まずはプラナカンについて。マレー・インドネシア語でperanakanと書く。anak(子)から派生した語だが、この単語が実際に使われるときは、主によその世界から来た人(一般に男性)が地元の人(女性)との間にもうけた子のことを指す。日本語にするなら、文脈に応じて「現地生まれ」とか「混血者」とかいうことになる。一方の親を通じて外世界との関わりを持ちつつ、もう一方の親を通じて地元社会との関わりも持つため、一般の地元住民に比べて経済的な地位を得やすいが、そのためにときに地元住民から妬まれ、「よそ者」として排斥の対象にされたりもする。

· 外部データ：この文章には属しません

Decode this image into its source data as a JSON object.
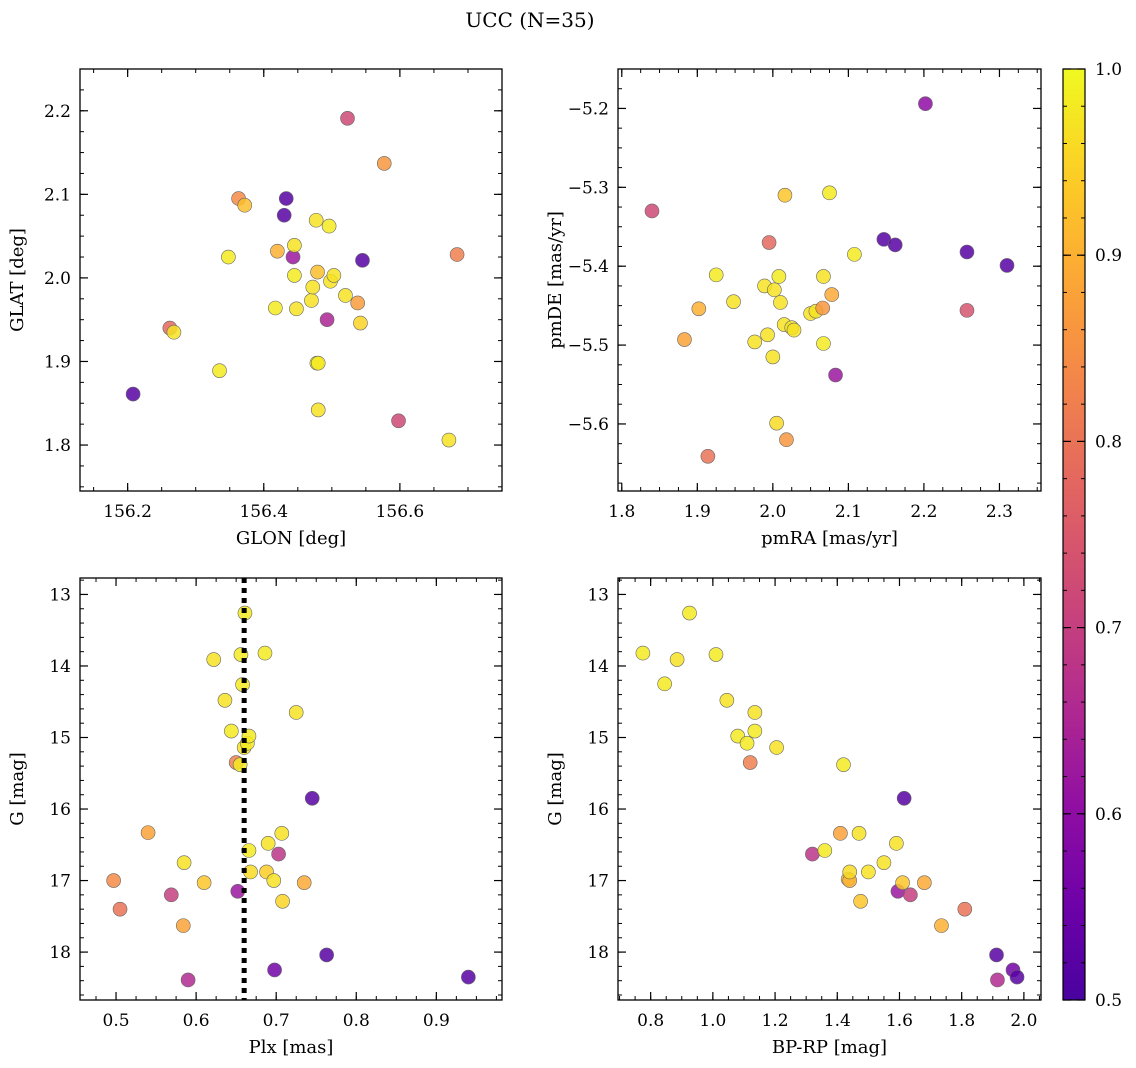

理屈の上では、民族性によらず、よその世界のどこから来た人でもプラナカンとなり得る。だから日系のプラナカンがあったとしても不思議なことではない。ただし、一般にプラナカンと言ったときには、歴史的に実際に存在し、しかも数が比較的多いものがイメージされることになる。
かつてはインド系のプラナカンという言い方もされたりしていたけれど、東南アジアに中国系の移民が多くなると、「プラナカン」はもっぱら「現地化された華人」を指す言葉として使われるようになった。そのため、プラナカンを華語で「土生華人」と訳すこともある。「土生」というのは「現地生まれ」ということだから、中国生まれで現地化した人が含まれないなどのちょっとした問題はあるんだけど、まあ漠然とそう理解しておいてだいたい間違いではないという程度の理解だろう。
ところで、シンガポールでもマレーシアでもインドネシアでも、独立の過程で民族性を純化する力が働いたため、この地域で多くの中国系住民は「純粋」な華人であることが求められるようになった。そのため、東南アジアの中華系住民は、特に20世紀に入ると、中国性を維持した「純粋」な華人と、中国性が薄れて現地性が強い「プラナカン」の2つに分けられるという見方が生まれた。この見方に従えば、プラナカンとは、もともと中国人だったのに現地人と通婚した子孫であって、中国語はわからないかマレー語や英語まじりのものになっていたり、服装もマレー人風のものになっていたり、信仰の形態や冠婚葬祭の儀礼も現地的な要素が含まれていたりして、本来の中国人性が薄れている人々と評価されることになる。しかも、独立後にはプラナカンの子どもたちは華人として暮らすことが求められたため、プラナカンとしての生活様式を維持し、プラナカンとしてのアイデンティティを積極的にもつ人はとても少なくなった。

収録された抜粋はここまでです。